The first thing I'd like to say is the near perfect original quality of this Polaroid. I have mentioned before that I my first couple of cameras were Polaroid instants. The high cost of film was somewhat mitigated by the instant picture. It may seem a bit odd, but film developing in the 70's and 80's wasn't necessarily the slam dunk it is today. Back then there were limited places to get film developed. I really can't remember the place to get film developed in Aledo, maybe Johnny Johnson's place, or maybe the drug store. In G-Burg there was Midwest Photo. Nowadays with digital cameras and memory cards all you have to do is stick it in your computer and that's it. Back when this picture was taken there were occasional reports about how Polaroids would fade, discolor or even become invisible. I didn't enhance this in any way. Note the rich dark greens and blues of the shirt as well as the brown fur on Magic. This is much older than the 25 year life-expectation of Polaroid film they forecast.

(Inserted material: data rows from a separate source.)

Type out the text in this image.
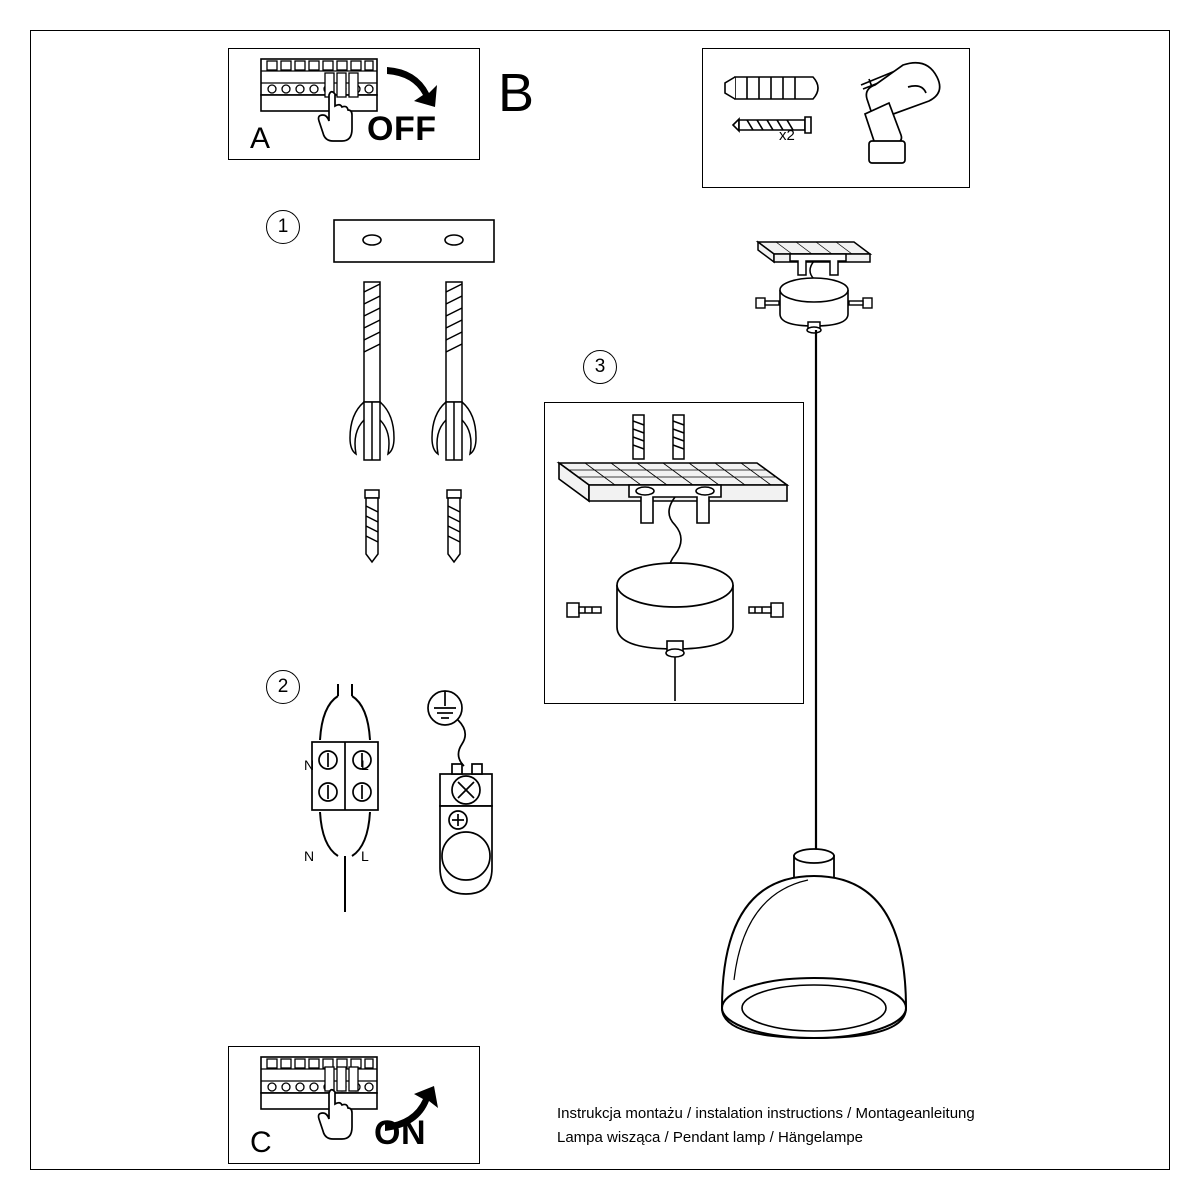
A	OFF
B
x2
1
2
N	L
N	L
3
C	ON
Instrukcja montażu / instalation instructions / Montageanleitung
Lampa wisząca / Pendant lamp / Hängelampe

Secondly, look at my right hand ring finger. Yup, my high school class ring. The stone was black onyx. Sharp looking thing, but alas, I really wasn't much into rings, neck chains and that sort of thing. I no longer have the ring. I honestly have no idea where it ended up, but I have a best guess. And that guess may be way off, but best i can remember, I was working at MDH and back then, in my early years, the staff was responsible for cooking on weekends. It wasn't really as daunting as you may think, really. We bought food in bulk form and if we had hamburgers all you had to so was double the number of kids and throw the frozen burgers on a large grille oven we had. Same with most everything else. I do remember a couple of disasters: once when I did a horrible breakfast (sausage was burned, eggs were green, and biscuits were screwed up as well. When I took a tray of this stuff down to one of the lock-ups, the kid asked, "Who the Hell cooked this shit?" All I said was, "Our new cook, stay out of trouble." Another disaster was when Pat and I tried making homemade doughnuts. I can still see her walking out into the kitchen with her arms out with flour all over her from head to toes. Damn those electric mixers!
Anyway, I recall having to fix meatloaf one weekend and this was generally pretty fun. Throw the crushed crackers in along with eggs, Worcester's and spices and then roll up your sleeves and play frontier veterinarian with it all in a large bowl. I believe, that my ring came out in that batch of meatloaf. If so, someone gnawed on that baby and probably decided this was a treasure best kept to themselves. If that is what happened it wouldn't be impossible to sneak it out, our full body searches were more thorough coming back in. Can I say with full certainty that's how I lost it? No, but that is what has been ingrained in my head all this time.
There was an obscure movie I saw many years ago. A narrator at the end says something to the effect, "I found a diamond in a mountain of glass." Probably what the guy who bit into my meatloaf thought, too. Just goes to show you how easy it is to make. You can throw anything in it and it still tastes good.